Zechs raised an eyebrow, smirking to himself. Treize had the most roundabout way of apologising for things the blond had ever encountered. He'd annoyed Zechs with his approach to Valder that morning and this – leaving the other man in the dark whilst briefing Zechs fully – was his way of compensating. By allowing the blond to have superior information, he was also allowing him to regain the superior position.

"You were given your orders before I was available for command discussion," Zechs commented. "We're conducting a hit-and-run raid on a nearby A.I.S. outpost as a diversionary tactic, drawing fire whilst the main force digs in and prepares to counter-attack." As he spoke, Zechs tied his command computer into the systems on the other Taurus and began an information dump that would give the other pilot the details of co-ordinates and attack vectors he was going to need. The data also included the sketched out details of Treize's plans for the counter-offensive, information which had arrived by medium of a disc in Lady Une's hands just before Valder himself showed up. Zechs hadn't really had chance to read it himself yet, but it would gall the other pilot to no end that Zechs was privy to such high-level tactics when he wasn't.

There were a few minutes of silence, and then a stunned whistle echoed over the radio. "Jesus Christ, Marquise. I take it all back!" Valder exclaimed.

Zechs didn't reply to the comment immediately. "Prepare to switch mode," he instructed, seeing from his heads-up display that the two suits were far enough from the main lines. "In three…two…one…and…mark!" he counted off, and hit the controls that would take his Taurus from its humanoid shape to that of a sleek fighter craft. His readouts showed Valder doing the same, and Zechs gave him just enough time to complete the exchange, then began relaying more orders. "Set course and speed according to program on my mark."

"Acknowledged. Standing by."

"Mark!"

Fluidly, both mobile suits banked to come to the heading that would bring them over the outpost Treize had designated, both pilots letting one foot push heavily on the pedal that controlled engine output as they simultaneously let one hand pull back on the control it held to tilt the nose. The suits banked so tightly they almost pivoted in place, and then both men bore down hard with their feet, straightening their noses and accelerating so suddenly the suits seemed to jump forward.

Twin sonic booms shattered the still desert air – the reason that Zechs had waited to clear the camp before coming to full speed – and the momentary turbulence of approaching the sound barrier died away.
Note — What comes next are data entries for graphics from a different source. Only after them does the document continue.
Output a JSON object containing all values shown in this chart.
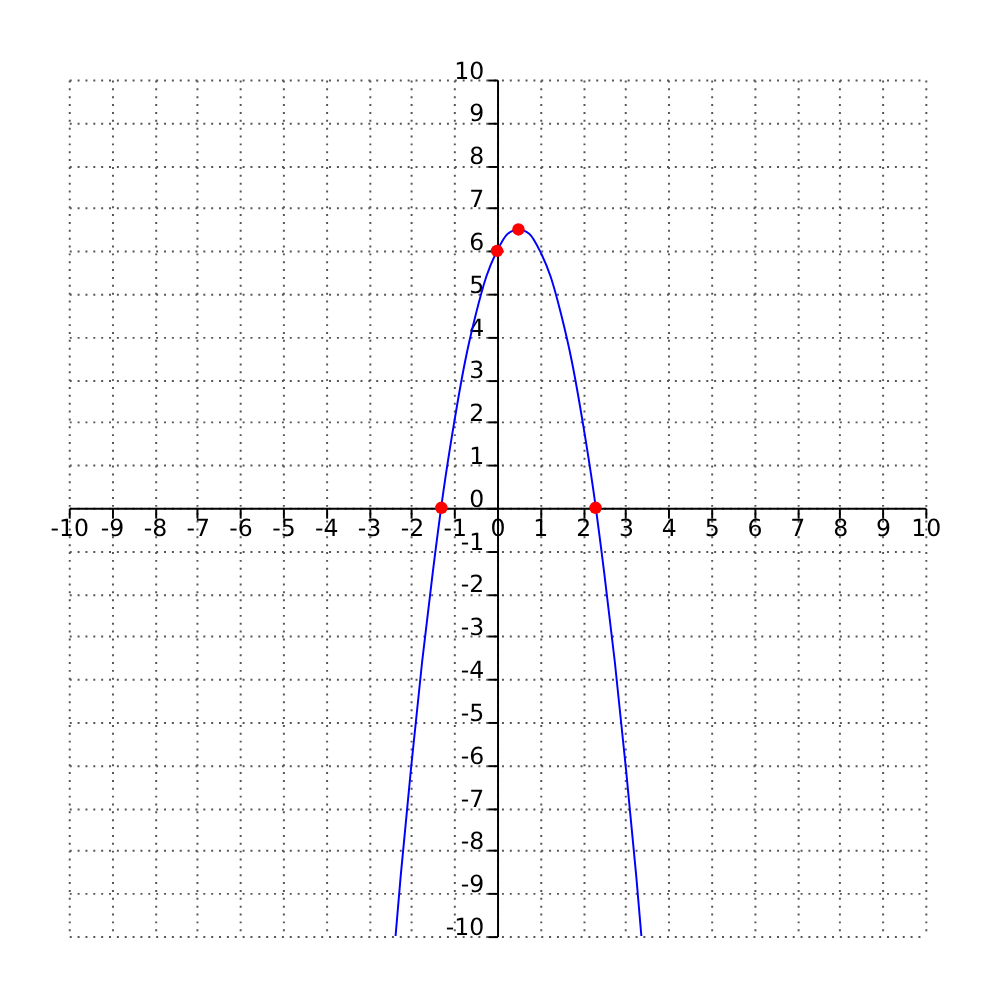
{
  "chart_data": {
    "type": "line",
    "xlim": [
      -10,
      10
    ],
    "ylim": [
      -10,
      10
    ],
    "xticks": [
      -10,
      -9,
      -8,
      -7,
      -6,
      -5,
      -4,
      -3,
      -2,
      -1,
      0,
      1,
      2,
      3,
      4,
      5,
      6,
      7,
      8,
      9,
      10
    ],
    "yticks": [
      -10,
      -9,
      -8,
      -7,
      -6,
      -5,
      -4,
      -3,
      -2,
      -1,
      0,
      1,
      2,
      3,
      4,
      5,
      6,
      7,
      8,
      9,
      10
    ],
    "grid": true,
    "series": [
      {
        "type": "line",
        "color": "#0000ff",
        "marker": "none",
        "line_style": "solid",
        "x": [
          -2.37,
          -2.25,
          -2,
          -1.75,
          -1.5,
          -1.25,
          -1,
          -0.75,
          -0.5,
          -0.25,
          0,
          0.25,
          0.5,
          0.75,
          1,
          1.25,
          1.5,
          1.75,
          2,
          2.25,
          2.5,
          2.75,
          3,
          3.25,
          3.37
        ],
        "values": [
          -10,
          -8.6,
          -6,
          -3.6,
          -1.5,
          0.4,
          2,
          3.4,
          4.5,
          5.4,
          6,
          6.4,
          6.5,
          6.4,
          6,
          5.4,
          4.5,
          3.4,
          2,
          0.4,
          -1.5,
          -3.6,
          -6,
          -8.6,
          -10
        ]
      },
      {
        "type": "scatter",
        "color": "#ff0000",
        "marker": "circle",
        "x": [
          -1.3,
          0,
          0.5,
          2.3
        ],
        "values": [
          0,
          6,
          6.5,
          0
        ]
      }
    ]
  }
}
The two Taurus's had just crossed into realms that had been previously reserved only for true planes.

"Mach speed achieved," Zechs noted into the pick-up for his 'black box' recorder. "What were you saying, Valder?" he asked his radio.

There was a dark chuckle in answer. "I take it the general was a touch annoyed at being caught on the hop like that?" the other man asked.

Zechs scowled. "What do you mean by that?" he demanded.

"These counter-attack plans." There was another low whistle of appreciation. "Vicious, Marquise. Beautiful, but fucking vicious. I didn't think he had it in him."

Had what in him? Zechs wondered, feeling suddenly chilled. Quickly, letting subconscious thought and muscle memory take over the piloting, the blond pulled up the file and skimmed his eyes over it. He frowned at plans for a series of surgical strikes against the towns and bases in the region, a run of leapfrogging, unceasing hits in an expanding wave deep into enemy territory, especially at the intended attacks on some of the bigger civilian areas but he didn't see what Farkill was calling 'vicious.'

"I really do take it all back," the other pilot continued, his tone of voice menacing. "The bastard's a genius. No fucking wonder they called him the Oncoming Storm."